A Government Minister has suggested it will be possible for taxes owed by struggling small businesses to be written down in new “examinership-lite” proposals that could be enacted before the summer.

Robert Troy, Minister of State at the Department of Enterprise, says he will bring proposals to Cabinet next week for a so-called "summary rescue" process for SMEs. This would allow insolvent SMEs to restructure debts using a fast-track administrative process, without the huge expense of going to court, which makes the current examinership system too costly for many SMEs.

Revenue is a priority creditor under insolvency law and gets paid ahead of most other creditors when a business goes bust, although in practice judges often sanction tax write-down deals in a full court-administered examinership.

At an online briefing on Friday afternoon hosted by Isme, a lobby group for small and medium-sized enterprises, Mr Troy was asked by solicitor Barry Lyons if Revenue debts would be included in the new low-cost scheme. It is understood that Revenue has raised concerns behind the scenes about State taxes potentially being written down under the examinership-lite process.


Mr Lyons has previously advocated on behalf of Isme for tax write-downs in examinership-lite. Mr Troy responded to him by saying that the solicitor and the SME community "will be happy" with his proposals regarding Revenue debts.

“I am sympathetic to Barry Lyons’s view,” said the Minister. He emphasised that it would be a decision for Cabinet. “But businesses will be happy with what we present before Cabinet.”

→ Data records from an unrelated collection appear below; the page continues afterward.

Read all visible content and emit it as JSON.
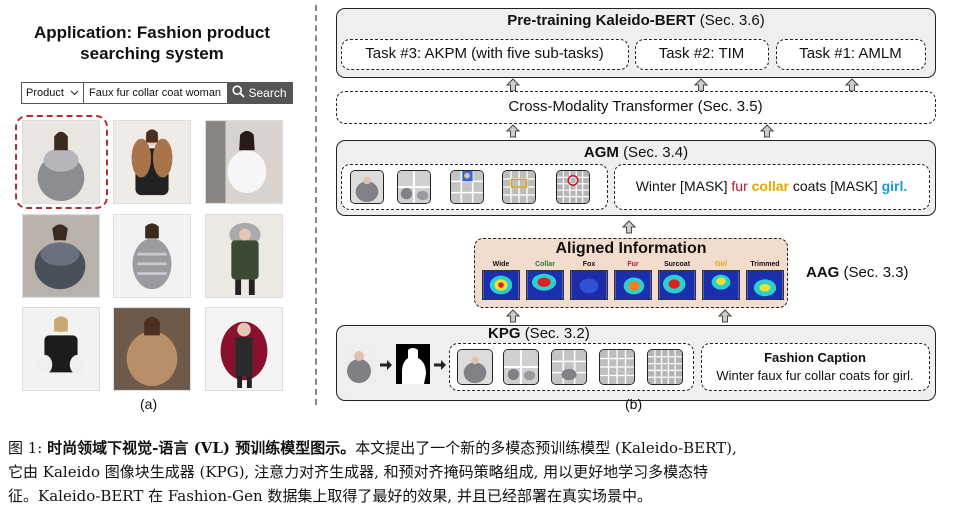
{
  "panel_a": {
    "title_line1": "Application: Fashion product",
    "title_line2": "searching system",
    "search": {
      "category": "Product",
      "query": "Faux fur collar coat woman",
      "button": "Search"
    },
    "label": "(a)"
  },
  "panel_b": {
    "pretrain": {
      "title": "Pre-training Kaleido-BERT",
      "sec": "(Sec. 3.6)"
    },
    "tasks": [
      "Task #3: AKPM (with five sub-tasks)",
      "Task #2: TIM",
      "Task #1: AMLM"
    ],
    "transformer": "Cross-Modality Transformer (Sec. 3.5)",
    "agm": {
      "title": "AGM",
      "sec": "(Sec. 3.4)"
    },
    "masked_caption": [
      {
        "text": "Winter [MASK] ",
        "color": "#111111"
      },
      {
        "text": "fur ",
        "color": "#c8102e"
      },
      {
        "text": "collar ",
        "color": "#e0a800"
      },
      {
        "text": "coats [MASK] ",
        "color": "#111111"
      },
      {
        "text": "girl.",
        "color": "#1a9ad6"
      }
    ],
    "aligned": {
      "title": "Aligned Information",
      "words": [
        {
          "word": "Wide",
          "color": "#111111"
        },
        {
          "word": "Collar",
          "color": "#2a7d2a"
        },
        {
          "word": "Fox",
          "color": "#111111"
        },
        {
          "word": "Fur",
          "color": "#c8102e"
        },
        {
          "word": "Surcoat",
          "color": "#111111"
        },
        {
          "word": "Girl",
          "color": "#e0a800"
        },
        {
          "word": "Trimmed",
          "color": "#111111"
        }
      ]
    },
    "aag": {
      "title": "AAG",
      "sec": "(Sec. 3.3)"
    },
    "kpg": {
      "title": "KPG",
      "sec": "(Sec. 3.2)"
    },
    "fashion_caption": {
      "title": "Fashion Caption",
      "text": "Winter faux fur collar coats for girl."
    },
    "label": "(b)"
  },
  "caption": {
    "line1_prefix": "图 1: ",
    "line1_bold": "时尚领域下视觉-语言 (VL) 预训练模型图示。",
    "line1_rest": "本文提出了一个新的多模态预训练模型 (Kaleido-BERT),",
    "line2": "它由 Kaleido 图像块生成器 (KPG), 注意力对齐生成器, 和预对齐掩码策略组成, 用以更好地学习多模态特",
    "line3": "征。Kaleido-BERT 在 Fashion-Gen 数据集上取得了最好的效果, 并且已经部署在真实场景中。"
  },
  "colors": {
    "box_fill": "#efefef",
    "aligned_fill": "#f1dccd",
    "highlight": "#b03030",
    "search_button": "#555555"
  },
  "icons": [
    "chevron-down-icon",
    "search-icon",
    "arrow-up-icon",
    "arrow-right-icon"
  ]
}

When asked afterwards to confirm that this meant the taxes of struggling SMEs would be written down in examinership lite, a spokeswoman for Mr Troy said she was unable to comment ahead of the Government’s consideration of the proposals next week.

Mr Troy said he hoped a Bill for the summary rescue system would be enacted into law “before the summer recess”.

Revenue stance

Revenue said it had not made any representations to Government on the matter, although it is represented on the Company Law Review Group.

It said the group’s report to Government “highlights that further consideration is required on the approach taken to Revenue debts and detailed discussions are ongoing” with the Government.

It said its “preference is to engage positively with viable companies seeking to restructure through any insolvency process, provided there is full engagement and honesty”.

During Isme's Restart Ireland seminar, Mr Troy also said the Government would provide a roadmap next Friday for the reopening of non-essential retail, the rest of construction, personal services, religious services and the hospitality sector. He suggested hotels and guesthouses might reopen "towards the end of May and into June".

When asked if the Government was considering adding extra bank holidays later in the year to help stimulate domestic tourism, he said the idea had been “knocked about” but he wasn’t sure how “seriously” it had been considered.

“I’ll pass it on to the powers that be,” he said. “The domestic economy will need stimulation.”

In a discussion chaired by Isme chief executive Neil McDonnell, the Minister also acknowledged the State’s €2 billion credit guarantee scheme was “not working as originally intended”, as evidenced by a low take-up. He accepted the scheme needed an overhaul.